Specific university performance targets include; in the top-12 for student experience in the QILT survey, a 50 per cent rise by 2025 in medical research funding from the two major public providers, an “increase” in student numbers studying at or supported by regional campuses and a 20 per cent staff productivity improvement.
It’s way different to the last, five-year, plan, which confidently spelt-out big objectives and ambitious targets, including $1.1bn in turnover by 2022, (CMM November 17 2017). There is no mention of money in the new plan but the statement announcing it does state, “La Trobe may lose up to 25 per cent of revenue by the end of 2021, and a full recovery could take three to five years.”
Sydney ready for international students in 2021 (maybe earlier)
The minister responsible for Sydney’s hotel quarantine is keen to get going
Stuart Ayres told the Australian Technology Network’s international education conference yesterday that NSW could bring international students back, before borders open to visitors.
As minister for jobs and tourism Minister Ayres has charge of the state’s hotel quarantine programme for Australians returning from overseas, which has housed 60 000 people.
“There’s lots of lessons that we have learnt from that quarantine experience that we have been sharing with vice chancellors that we think will allow us to re-open our international student markets sooner rather than later,” he told the Australian Technology Network’s international education conference yesterday.
A 14 day quarantine for international students “is quite manageable,” Mr Ayres said, adding they could return to study in Australia, “perhaps sooner than people had imagined.”
“There’s no reason why Australia can’t be welcoming … I foreshadow that we will be open to borders to international students through a quarantine regime much earlier than we will be able to open borders to tourists.”
Mr Ayres a date “is being worked through now” but suggested he is working towards, “the start of 2021.”
But if the state could safely open-up earlier, “I don’t want to rule that out,” he added.
Now all he has to do is convince the PM and Premier, who will need to convince the voters.
Dolt of the day
Is CMM. In Claire Field’s story yesterday Alphacrucis College was less misspelt than mangled. Ms Field had it right, the error was introduced when CMM did not notice what spellcheck was up to.
There’s bad news for VET
Probably to be followed by worse news
The estimable National Centre for Vocational Education Research reports apprentice and trainee numbers were down in the March quarter. Starts were 145 000 –14 per cent lower than the 170 000 in the March quarter of 2016.
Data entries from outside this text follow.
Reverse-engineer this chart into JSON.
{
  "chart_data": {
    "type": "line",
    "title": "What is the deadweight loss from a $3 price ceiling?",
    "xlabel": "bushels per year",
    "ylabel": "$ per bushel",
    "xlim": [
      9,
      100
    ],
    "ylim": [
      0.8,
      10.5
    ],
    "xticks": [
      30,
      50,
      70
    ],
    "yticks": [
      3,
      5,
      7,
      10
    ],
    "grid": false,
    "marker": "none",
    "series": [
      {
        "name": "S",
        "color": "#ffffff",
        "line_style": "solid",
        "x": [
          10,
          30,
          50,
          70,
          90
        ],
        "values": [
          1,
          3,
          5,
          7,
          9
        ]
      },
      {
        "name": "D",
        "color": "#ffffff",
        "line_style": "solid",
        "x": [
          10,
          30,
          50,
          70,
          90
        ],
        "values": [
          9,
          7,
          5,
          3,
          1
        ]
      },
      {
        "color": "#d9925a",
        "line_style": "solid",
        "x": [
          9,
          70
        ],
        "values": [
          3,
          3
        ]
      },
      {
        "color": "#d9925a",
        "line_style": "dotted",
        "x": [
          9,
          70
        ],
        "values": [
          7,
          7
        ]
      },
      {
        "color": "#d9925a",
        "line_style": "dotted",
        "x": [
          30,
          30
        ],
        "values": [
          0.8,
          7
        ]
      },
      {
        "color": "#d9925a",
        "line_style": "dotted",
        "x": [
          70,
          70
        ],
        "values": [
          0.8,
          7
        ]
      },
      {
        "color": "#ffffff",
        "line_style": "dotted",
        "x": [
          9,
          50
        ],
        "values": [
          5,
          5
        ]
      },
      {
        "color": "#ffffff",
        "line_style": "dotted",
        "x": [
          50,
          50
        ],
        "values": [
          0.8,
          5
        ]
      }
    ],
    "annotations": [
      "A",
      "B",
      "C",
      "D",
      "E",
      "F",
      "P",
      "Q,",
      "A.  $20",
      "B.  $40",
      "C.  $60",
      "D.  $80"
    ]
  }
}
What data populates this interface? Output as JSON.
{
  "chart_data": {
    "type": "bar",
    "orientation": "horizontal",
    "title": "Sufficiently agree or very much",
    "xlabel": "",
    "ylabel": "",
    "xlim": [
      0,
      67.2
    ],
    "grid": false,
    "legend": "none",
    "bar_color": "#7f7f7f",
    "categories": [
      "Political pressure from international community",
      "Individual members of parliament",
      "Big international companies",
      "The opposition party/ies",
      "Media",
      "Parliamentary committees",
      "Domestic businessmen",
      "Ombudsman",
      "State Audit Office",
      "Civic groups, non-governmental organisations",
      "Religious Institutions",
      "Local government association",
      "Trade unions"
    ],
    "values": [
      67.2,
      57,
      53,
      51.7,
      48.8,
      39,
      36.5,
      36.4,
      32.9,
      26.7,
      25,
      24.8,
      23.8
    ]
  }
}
By employer category the only growth was in government, up 1.2 per cent on 2019, with the private sector down 7.7 per cent and group training schemes down 12 per cent. Construction took the biggest hit by industry, down 14.3 per cent on 2019.
And the grimness will get grimmer; “it won’t be until the June quarter that we get a true sense of the pandemic’s effect on apprenticeship and traineeship activity,” NCVER’s managing director Simon Walker says.
Sharon Lewin (Peter Doherty Institute) receives the Global Virus Network’s Gallo Award for excellence in medical virology.